The Marines had limited their patrols to the north and south of their position for the first few days of the operation. Humerick’s patrol was among the first to head east.
“I decided to go straight east and see what was out there,” Humerick said. “We came upon that compound and it just looked like somewhere where I’d hide something. It was run down, nobody lived there. That’s what I try to think like, ‘What would I do? Where would I put it?’ If you do that, usually you’re pretty accurate.”
According to Master Sgt. Jeffrey A. Bratcher, an explosive ordnance disposal staff noncommissioned officer in charge from Marine Wing Support Squadron 274, the IEDs were similar to what has been found in the Helmand province and are primarily used to hit Marines on dismounted patrols.

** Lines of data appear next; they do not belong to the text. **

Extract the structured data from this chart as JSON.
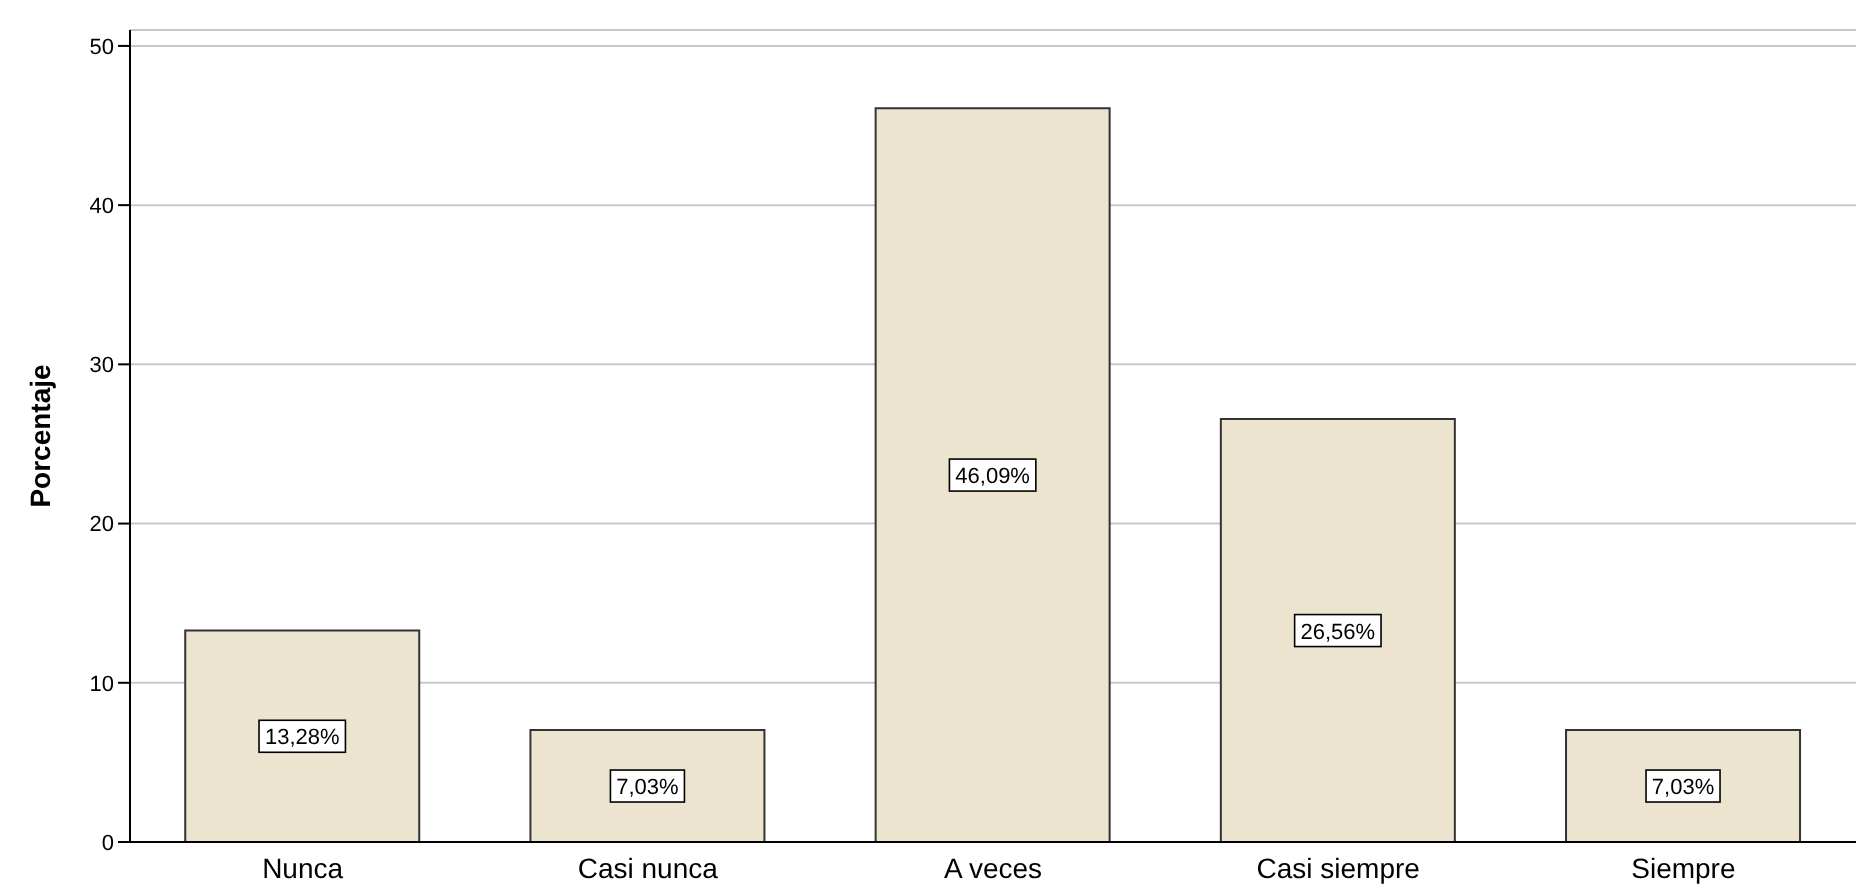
{
  "chart_data": {
    "type": "bar",
    "ylabel": "Porcentaje",
    "categories": [
      "Nunca",
      "Casi nunca",
      "A veces",
      "Casi siempre",
      "Siempre"
    ],
    "values": [
      13.28,
      7.03,
      46.09,
      26.56,
      7.03
    ],
    "value_labels": [
      "13,28%",
      "7,03%",
      "46,09%",
      "26,56%",
      "7,03%"
    ],
    "color": "#ece4cf",
    "ylim": [
      0,
      51
    ],
    "yticks": [
      0,
      10,
      20,
      30,
      40,
      50
    ],
    "grid": "y"
  }
}
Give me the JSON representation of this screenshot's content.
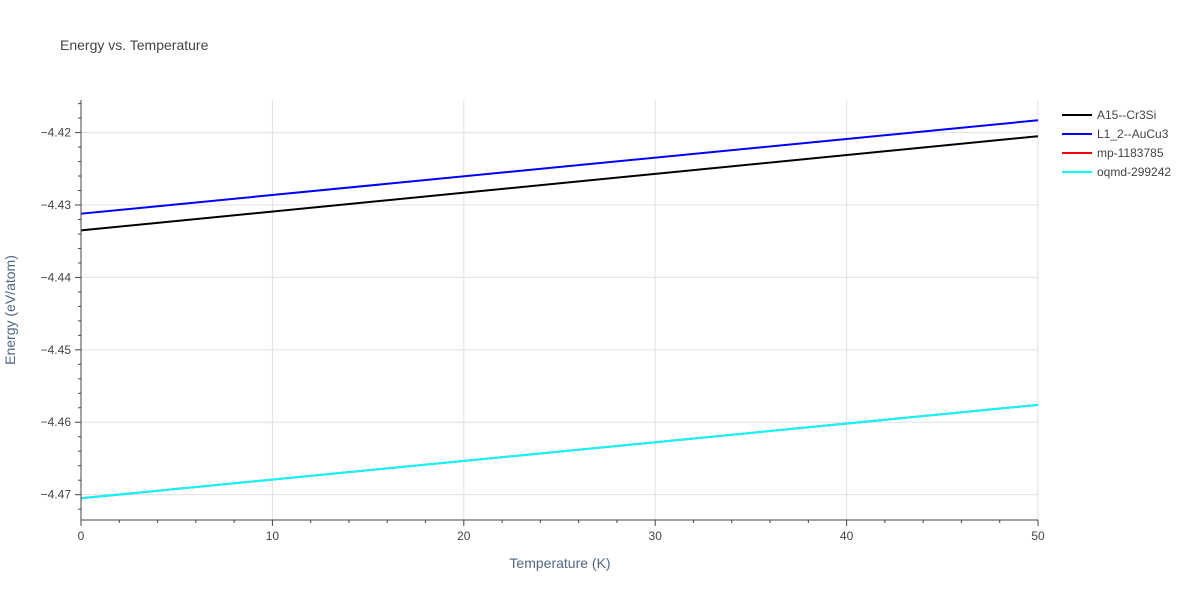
{
  "chart_data": {
    "type": "line",
    "title": "Energy vs. Temperature",
    "xlabel": "Temperature (K)",
    "ylabel": "Energy (eV/atom)",
    "xlim": [
      0,
      50
    ],
    "ylim": [
      -4.4735,
      -4.4155
    ],
    "x_ticks": [
      0,
      10,
      20,
      30,
      40,
      50
    ],
    "y_ticks": [
      -4.47,
      -4.46,
      -4.45,
      -4.44,
      -4.43,
      -4.42
    ],
    "x_tick_labels": [
      "0",
      "10",
      "20",
      "30",
      "40",
      "50"
    ],
    "y_tick_labels": [
      "−4.47",
      "−4.46",
      "−4.45",
      "−4.44",
      "−4.43",
      "−4.42"
    ],
    "grid": true,
    "legend_position": "top-right",
    "series": [
      {
        "name": "A15--Cr3Si",
        "color": "#000000",
        "x": [
          0,
          50
        ],
        "y": [
          -4.4335,
          -4.4205
        ]
      },
      {
        "name": "L1_2--AuCu3",
        "color": "#0000ff",
        "x": [
          0,
          50
        ],
        "y": [
          -4.4312,
          -4.4183
        ]
      },
      {
        "name": "mp-1183785",
        "color": "#ff0000",
        "x": [
          0,
          50
        ],
        "y": [
          -4.4705,
          -4.4576
        ]
      },
      {
        "name": "oqmd-299242",
        "color": "#00ffff",
        "x": [
          0,
          50
        ],
        "y": [
          -4.4705,
          -4.4576
        ]
      }
    ]
  }
}
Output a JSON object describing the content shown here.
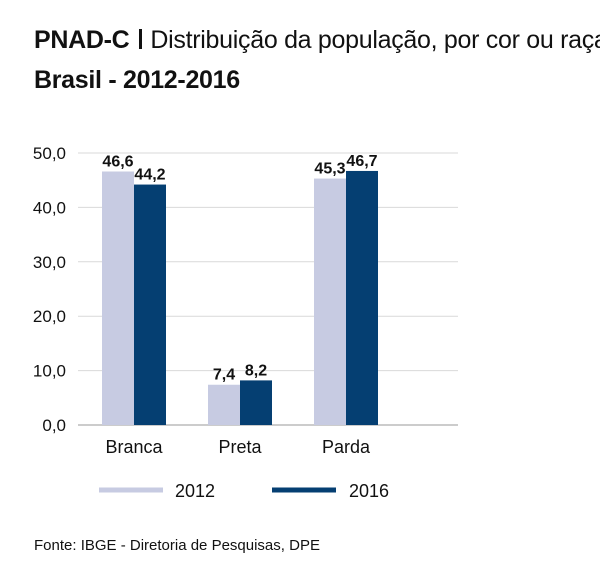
{
  "header": {
    "survey": "PNAD-C",
    "subtitle": "Distribuição da população, por cor ou raça",
    "region_period": "Brasil - 2012-2016"
  },
  "source": "Fonte: IBGE - Diretoria de Pesquisas, DPE",
  "chart_data": {
    "type": "bar",
    "categories": [
      "Branca",
      "Preta",
      "Parda"
    ],
    "series": [
      {
        "name": "2012",
        "values": [
          46.6,
          7.4,
          45.3
        ],
        "labels": [
          "46,6",
          "7,4",
          "45,3"
        ],
        "color": "#c7cbe2"
      },
      {
        "name": "2016",
        "values": [
          44.2,
          8.2,
          46.7
        ],
        "labels": [
          "44,2",
          "8,2",
          "46,7"
        ],
        "color": "#053f72"
      }
    ],
    "ylim": [
      0,
      50
    ],
    "yticks": [
      0,
      10,
      20,
      30,
      40,
      50
    ],
    "ytick_labels": [
      "0,0",
      "10,0",
      "20,0",
      "30,0",
      "40,0",
      "50,0"
    ],
    "grid": true,
    "legend_position": "bottom"
  }
}
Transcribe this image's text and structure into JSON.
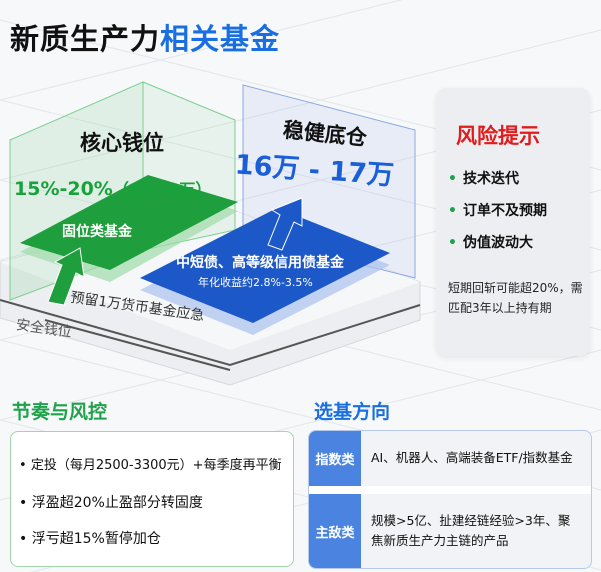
{
  "title": {
    "part1": "新质生产力",
    "part2": "相关基金"
  },
  "core": {
    "label": "核心钱位",
    "ratio": "15%-20%",
    "amount": "（3万 -4万）",
    "fund": "固位类基金"
  },
  "stable": {
    "label": "稳健底仓",
    "amount": "16万 - 17万",
    "fund": "中短债、高等级信用债基金",
    "yield": "年化收益约2.8%-3.5%"
  },
  "safety": {
    "reserve": "预留1万货币基金应急",
    "label": "安全钱位"
  },
  "risk": {
    "title": "风险提示",
    "items": [
      "技术迭代",
      "订单不及预期",
      "伪值波动大"
    ],
    "note": "短期回斩可能超20%，需匹配3年以上持有期"
  },
  "rhythm": {
    "title": "节奏与风控",
    "items": [
      "定投（每月2500-3300元）+每季度再平衡",
      "浮盈超20%止盈部分转固度",
      "浮亏超15%暂停加仓"
    ]
  },
  "selection": {
    "title": "选基方向",
    "rows": [
      {
        "tag": "指数类",
        "text": "AI、机器人、高端装备ETF/指数基金"
      },
      {
        "tag": "主敌类",
        "text": "规模>5亿、扯建经链经验>3年、聚焦新质生产力主链的产品"
      }
    ]
  },
  "colors": {
    "green": "#16a33a",
    "blue": "#1a5fd8",
    "red": "#e01c1c"
  }
}
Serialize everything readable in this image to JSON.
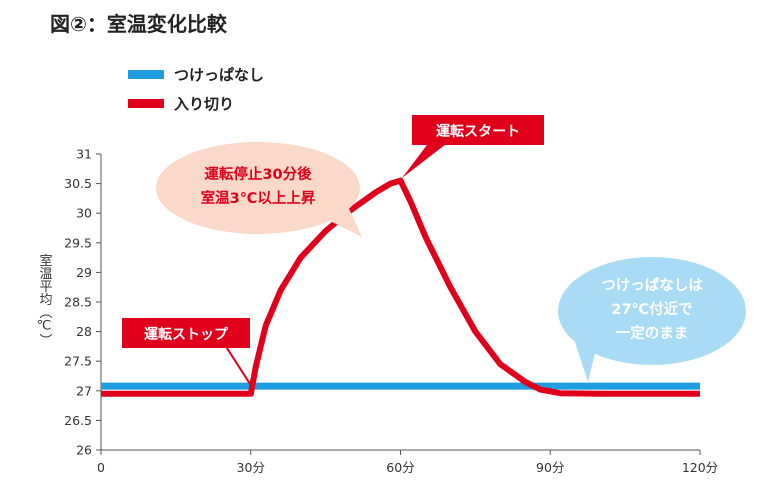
{
  "title": "図②：室温変化比較",
  "colors": {
    "continuous": "#1e9ee0",
    "onoff": "#e0001b",
    "red_bubble": "#fbd9c8",
    "blue_bubble": "#a9dcf4"
  },
  "annotations": {
    "stop_label": "運転ストップ",
    "start_label": "運転スタート",
    "red_bubble_lines": [
      "運転停止30分後",
      "室温3℃以上上昇"
    ],
    "blue_bubble_lines": [
      "つけっぱなしは",
      "27℃付近で",
      "一定のまま"
    ]
  },
  "chart_data": {
    "type": "line",
    "title": "図②：室温変化比較",
    "ylabel": "室温平均（℃）",
    "xlabel": "",
    "xlim": [
      0,
      120
    ],
    "ylim": [
      26,
      31
    ],
    "x_ticks": [
      {
        "value": 0,
        "label": "0"
      },
      {
        "value": 30,
        "label": "30分"
      },
      {
        "value": 60,
        "label": "60分"
      },
      {
        "value": 90,
        "label": "90分"
      },
      {
        "value": 120,
        "label": "120分"
      }
    ],
    "y_ticks": [
      {
        "value": 26,
        "label": "26"
      },
      {
        "value": 26.5,
        "label": "26.5"
      },
      {
        "value": 27,
        "label": "27"
      },
      {
        "value": 27.5,
        "label": "27.5"
      },
      {
        "value": 28,
        "label": "28"
      },
      {
        "value": 28.5,
        "label": "28.5"
      },
      {
        "value": 29,
        "label": "29"
      },
      {
        "value": 29.5,
        "label": "29.5"
      },
      {
        "value": 30,
        "label": "30"
      },
      {
        "value": 30.5,
        "label": "30.5"
      },
      {
        "value": 31,
        "label": "31"
      }
    ],
    "grid": false,
    "legend": "top-left",
    "series": [
      {
        "name": "つけっぱなし",
        "color": "#1e9ee0",
        "x": [
          0,
          30,
          60,
          90,
          120
        ],
        "y": [
          27.08,
          27.08,
          27.08,
          27.08,
          27.08
        ]
      },
      {
        "name": "入り切り",
        "color": "#e0001b",
        "x": [
          0,
          30,
          31,
          33,
          36,
          40,
          45,
          50,
          55,
          58,
          60,
          62,
          65,
          70,
          75,
          80,
          85,
          88,
          92,
          100,
          120
        ],
        "y": [
          26.95,
          26.95,
          27.4,
          28.1,
          28.7,
          29.25,
          29.7,
          30.05,
          30.35,
          30.5,
          30.55,
          30.2,
          29.6,
          28.75,
          28.0,
          27.45,
          27.15,
          27.02,
          26.96,
          26.95,
          26.95
        ]
      }
    ]
  }
}
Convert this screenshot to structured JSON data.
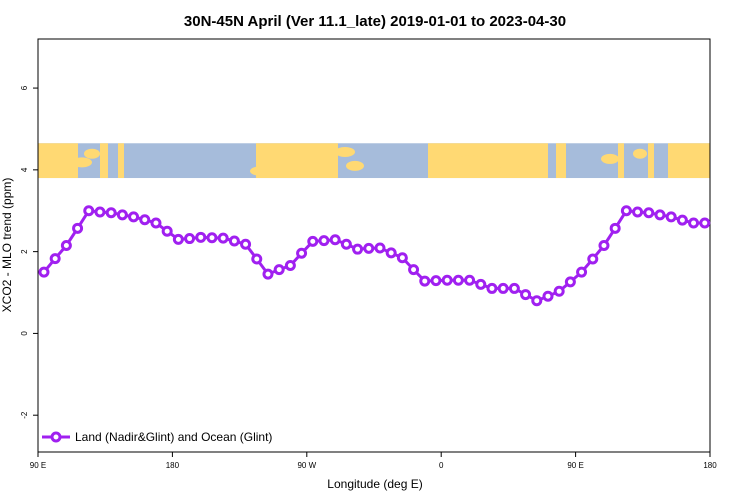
{
  "chart_data": {
    "type": "line",
    "title": "30N-45N April (Ver 11.1_late)   2019-01-01 to 2023-04-30",
    "xlabel": "Longitude (deg E)",
    "ylabel": "XCO2 - MLO trend (ppm)",
    "x_ticks": [
      {
        "value": 90,
        "label": "90 E"
      },
      {
        "value": 180,
        "label": "180"
      },
      {
        "value": 270,
        "label": "90 W"
      },
      {
        "value": 360,
        "label": "0"
      },
      {
        "value": 450,
        "label": "90 E"
      },
      {
        "value": 540,
        "label": "180"
      }
    ],
    "y_ticks": [
      {
        "value": -2,
        "label": "-2"
      },
      {
        "value": 0,
        "label": "0"
      },
      {
        "value": 2,
        "label": "2"
      },
      {
        "value": 4,
        "label": "4"
      },
      {
        "value": 6,
        "label": "6"
      }
    ],
    "xlim": [
      90,
      540
    ],
    "ylim": [
      -2.9,
      7.2
    ],
    "grid": false,
    "legend_position": "bottom-left",
    "map_band": {
      "y_range": [
        3.8,
        4.65
      ],
      "land_color": "#FFD973",
      "ocean_color": "#A6BCDB"
    },
    "series": [
      {
        "name": "Land (Nadir&Glint) and Ocean (Glint)",
        "color": "#A020F0",
        "x": [
          94,
          101.5,
          109,
          116.5,
          124,
          131.5,
          139,
          146.5,
          154,
          161.5,
          169,
          176.5,
          184,
          191.5,
          199,
          206.5,
          214,
          221.5,
          229,
          236.5,
          244,
          251.5,
          259,
          266.5,
          274,
          281.5,
          289,
          296.5,
          304,
          311.5,
          319,
          326.5,
          334,
          341.5,
          349,
          356.5,
          364,
          371.5,
          379,
          386.5,
          394,
          401.5,
          409,
          416.5,
          424,
          431.5,
          439,
          446.5,
          454,
          461.5,
          469,
          476.5,
          484,
          491.5,
          499,
          506.5,
          514,
          521.5,
          529,
          536.5
        ],
        "y": [
          1.5,
          1.83,
          2.15,
          2.57,
          3.0,
          2.97,
          2.95,
          2.9,
          2.85,
          2.78,
          2.7,
          2.5,
          2.3,
          2.32,
          2.35,
          2.34,
          2.33,
          2.26,
          2.18,
          1.82,
          1.45,
          1.56,
          1.66,
          1.96,
          2.25,
          2.27,
          2.29,
          2.18,
          2.06,
          2.08,
          2.09,
          1.97,
          1.85,
          1.56,
          1.28,
          1.29,
          1.3,
          1.3,
          1.3,
          1.2,
          1.1,
          1.1,
          1.1,
          0.95,
          0.8,
          0.91,
          1.03,
          1.26,
          1.5,
          1.82,
          2.15,
          2.57,
          3.0,
          2.97,
          2.95,
          2.9,
          2.85,
          2.77,
          2.7,
          2.7
        ]
      }
    ]
  }
}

The Marines were able to see what the IEDs are capable of when Bratcher and his fellow EOD technician destroyed the cache during a controlled detonation just hours after it was found.
As the blast sent shockwaves through the earth, and smoke and sand high into the sky, Humerick had the same thought he’d had in the back of his mind since finding the cache.
“Everyone wants to find a fight, but bringing everybody back is the most important,” Humerick said. “Finding those IEDs, you’re saving lives. Well, somebody else might find them, but when you find them you’re pretty much keeping someone in the fight.”